Miss Chan told delegates that the RDB’s aim is to “establish a best practice training system that meets the diverse needs of the HKJC, and which delivers training programmes to our staff that enable them to operate at a standard that exceeds accepted industry requirements.”
Through a series of images and video footage, Miss Chan highlighted that the HKJC is engaged in a process of developing a continuous stream of well-trained racing professionals from the local talent pool, both in Hong Kong and mainland China. The images provided snapshots of the methodology and Miss Chan emphasised the importance of engagement between racing bodies and education authorities to provide certified courses of study.

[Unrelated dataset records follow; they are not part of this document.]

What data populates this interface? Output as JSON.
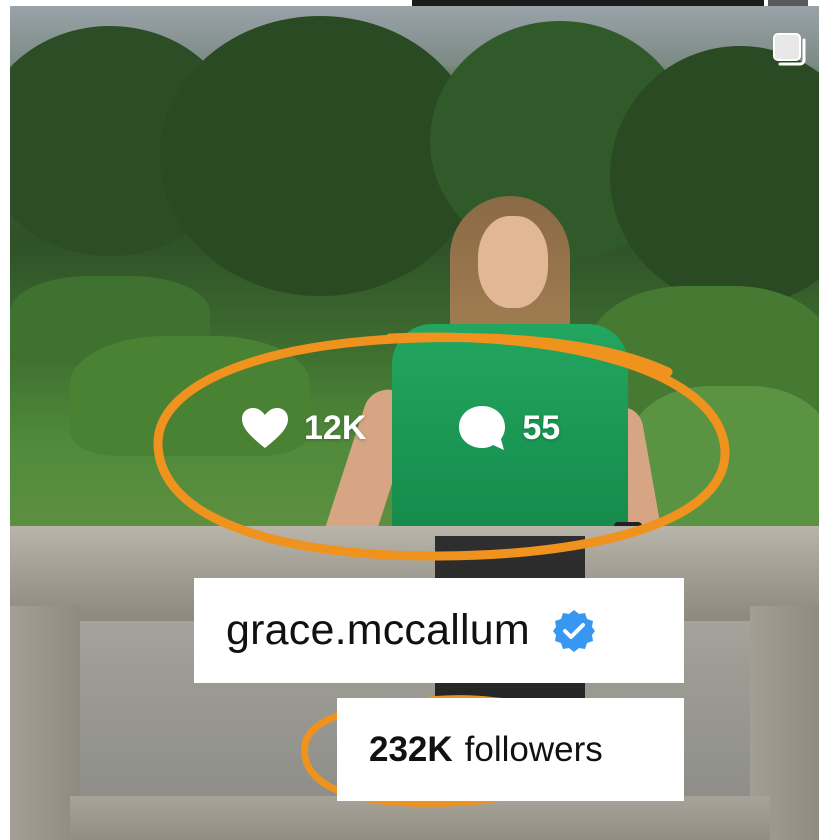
{
  "post_overlay": {
    "likes": "12K",
    "comments": "55"
  },
  "profile": {
    "username": "grace.mccallum",
    "verified": true,
    "followers_count": "232K",
    "followers_label": "followers"
  },
  "icons": {
    "likes": "heart-icon",
    "comments": "comment-bubble-icon",
    "verified": "verified-badge-icon",
    "carousel": "multiple-posts-icon"
  },
  "colors": {
    "annotation": "#f0921e",
    "verified_badge": "#3897f0",
    "card_background": "#ffffff",
    "text": "#111111"
  }
}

Whilst sharing the HKJC’s experience in offering certified training across the industry spectrum, Miss Chan took time to highlight the processes undertaken to identify and train apprentice jockeys from the local talent pool. The HKJC Apprentice Jockeys’ School (AJS) was established in 1972 and among the first graduates was international Group 1-winning rider Tony Cruz, now one of Hong Kong’s leading trainers. Another Group 1-winning graduate is Matthew Chadwick, who secured the leading rider title at Ascot’s Shergar Cup in 2012.
Miss Chan told attendees that today there are two apprentice jockeys on the Hong Kong circuit, while 10 Trainee Apprentice Jockeys are enrolled at the AJS and a further 30 are Racing Trainees/Trainee Work Riders. They are being trained to join the current 560 Stable Assistants, 110 Work Riders, 68 Head Lads and 24 Assistant Trainers who have been trained to work with Hong Kong’s 1,250 racehorses.

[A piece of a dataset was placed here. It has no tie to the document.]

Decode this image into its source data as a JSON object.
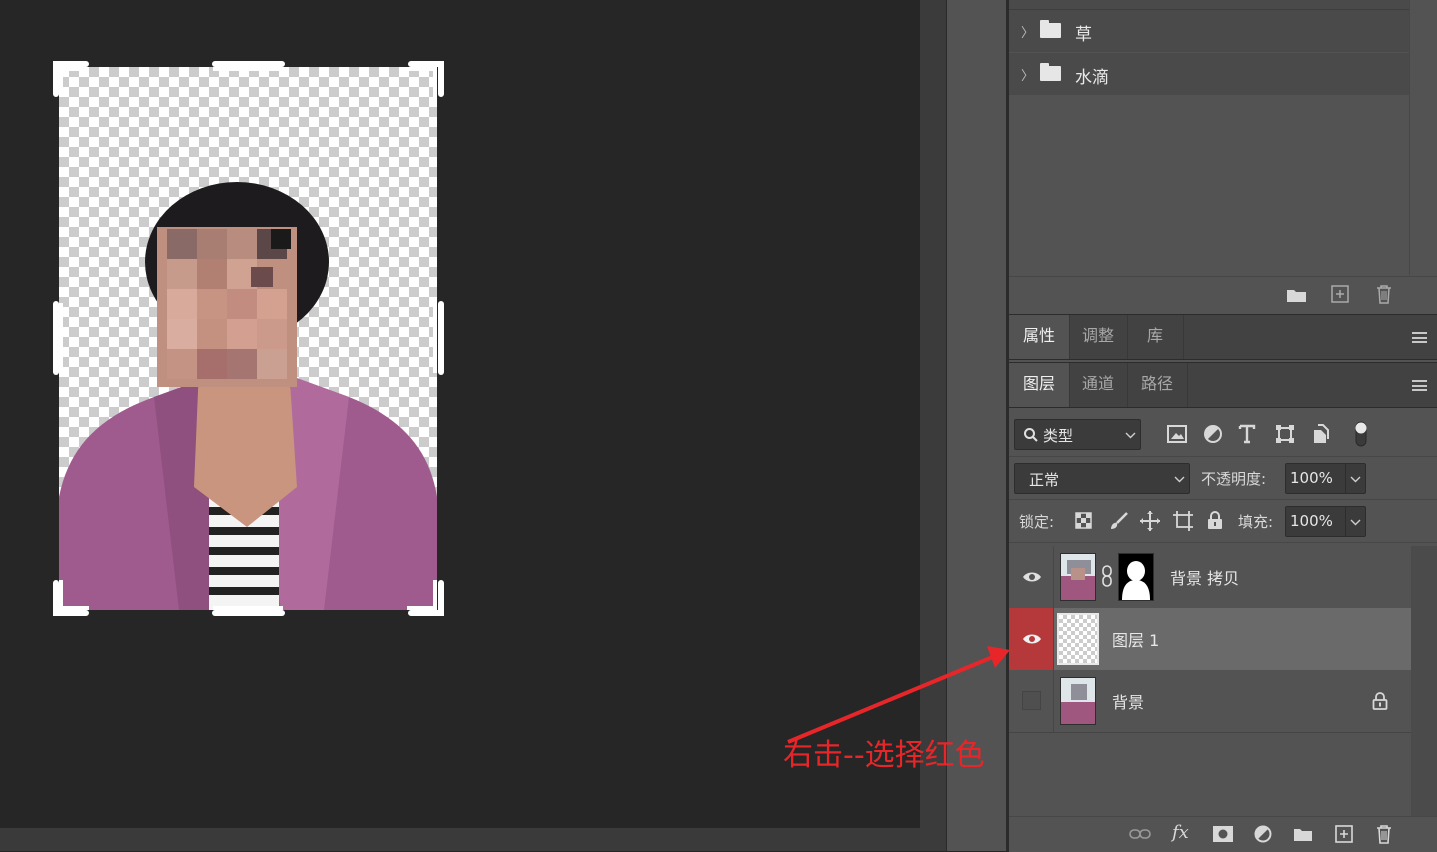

“The plan ahead,” she said, “is to develop more local talent to become world class jockeys who value integrity, and to do that we need to build a network of overseas training.” And Miss Chan added that the HKJC’s RDB is committed to “improve the quality of student intake; improve the riding and academic programmes; and develop a holistic support system for apprentice jockeys.”
Dr Isamu Takizawa, President and CEO of the Japan Association for International Racing and Stud Book (JAIRS), informed delegates about the Asian Racing Federation (ARF) Study Program in a presentation titled ‘Eye-Opening Experience’. The program is conducted annually by JAIRS and the Japan Racing Association for the benefit of ARF member countries, and dates back to 1967. The General Study Program portion pertains to race meeting operations and management, while the Specialised Program deals with expert roles including handicappers, stewards, stud book management and track management.

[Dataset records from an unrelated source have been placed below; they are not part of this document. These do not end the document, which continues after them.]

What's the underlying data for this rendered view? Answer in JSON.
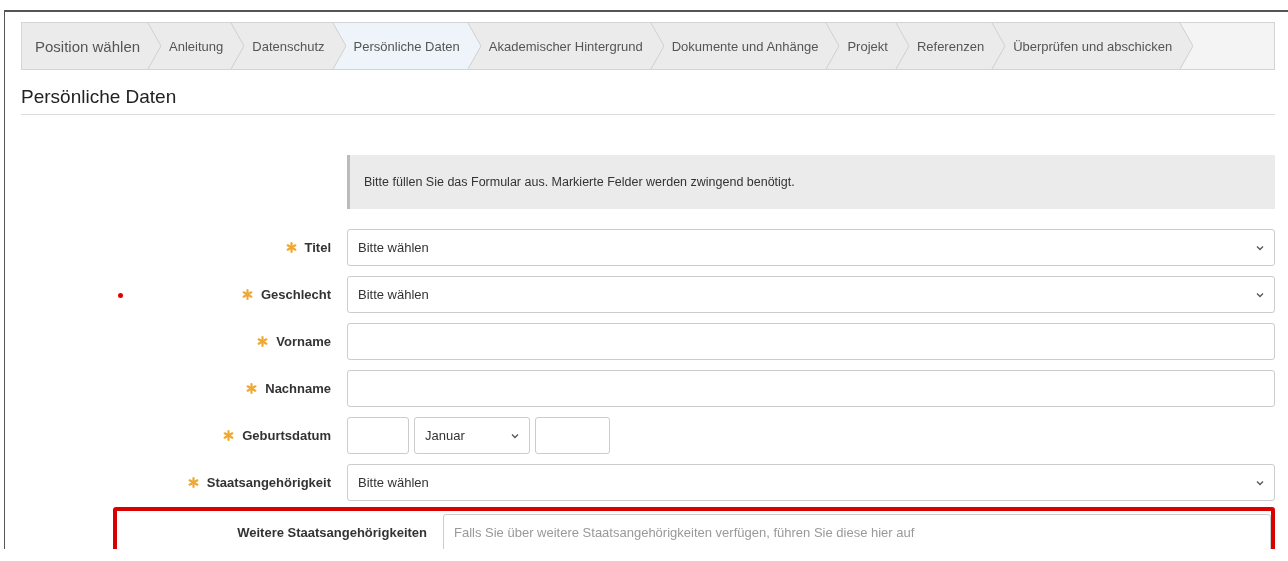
{
  "steps": [
    {
      "label": "Position wählen",
      "selected": false
    },
    {
      "label": "Anleitung",
      "selected": false
    },
    {
      "label": "Datenschutz",
      "selected": false
    },
    {
      "label": "Persönliche Daten",
      "selected": true
    },
    {
      "label": "Akademischer Hintergrund",
      "selected": false
    },
    {
      "label": "Dokumente und Anhänge",
      "selected": false
    },
    {
      "label": "Projekt",
      "selected": false
    },
    {
      "label": "Referenzen",
      "selected": false
    },
    {
      "label": "Überprüfen und abschicken",
      "selected": false
    }
  ],
  "heading": "Persönliche Daten",
  "notice": "Bitte füllen Sie das Formular aus. Markierte Felder werden zwingend benötigt.",
  "fields": [
    {
      "kind": "select",
      "label": "Titel",
      "required": true,
      "flagged": false,
      "highlighted": false,
      "value": "Bitte wählen"
    },
    {
      "kind": "select",
      "label": "Geschlecht",
      "required": true,
      "flagged": true,
      "highlighted": false,
      "value": "Bitte wählen"
    },
    {
      "kind": "text",
      "label": "Vorname",
      "required": true,
      "flagged": false,
      "highlighted": false
    },
    {
      "kind": "text",
      "label": "Nachname",
      "required": true,
      "flagged": false,
      "highlighted": false
    },
    {
      "kind": "date",
      "label": "Geburtsdatum",
      "required": true,
      "flagged": false,
      "highlighted": false,
      "month": "Januar"
    },
    {
      "kind": "select",
      "label": "Staatsangehörigkeit",
      "required": true,
      "flagged": false,
      "highlighted": false,
      "value": "Bitte wählen"
    },
    {
      "kind": "text",
      "label": "Weitere Staatsangehörigkeiten",
      "required": false,
      "flagged": false,
      "highlighted": true,
      "placeholder": "Falls Sie über weitere Staatsangehörigkeiten verfügen, führen Sie diese hier auf"
    }
  ]
}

“The ARF Study Program has two major missions,” said Dr Takizawa. “The first is to create international harmonisation and mutual understanding through horseracing, as well as to exchange valuable information, and the second is to contribute to the development of horse racing in Asian countries.”
Joong Gil Jang, a riding instructor for the Korea Racing Authority who is in charge of overseas training for apprentices, delivered ‘An Introduction to the Korean Racing Academy’.
Mr Jang said: “The aim of the academy is to cultivate jockeys and stable staff with knowledge and skills, providing a wide range of different courses and training.”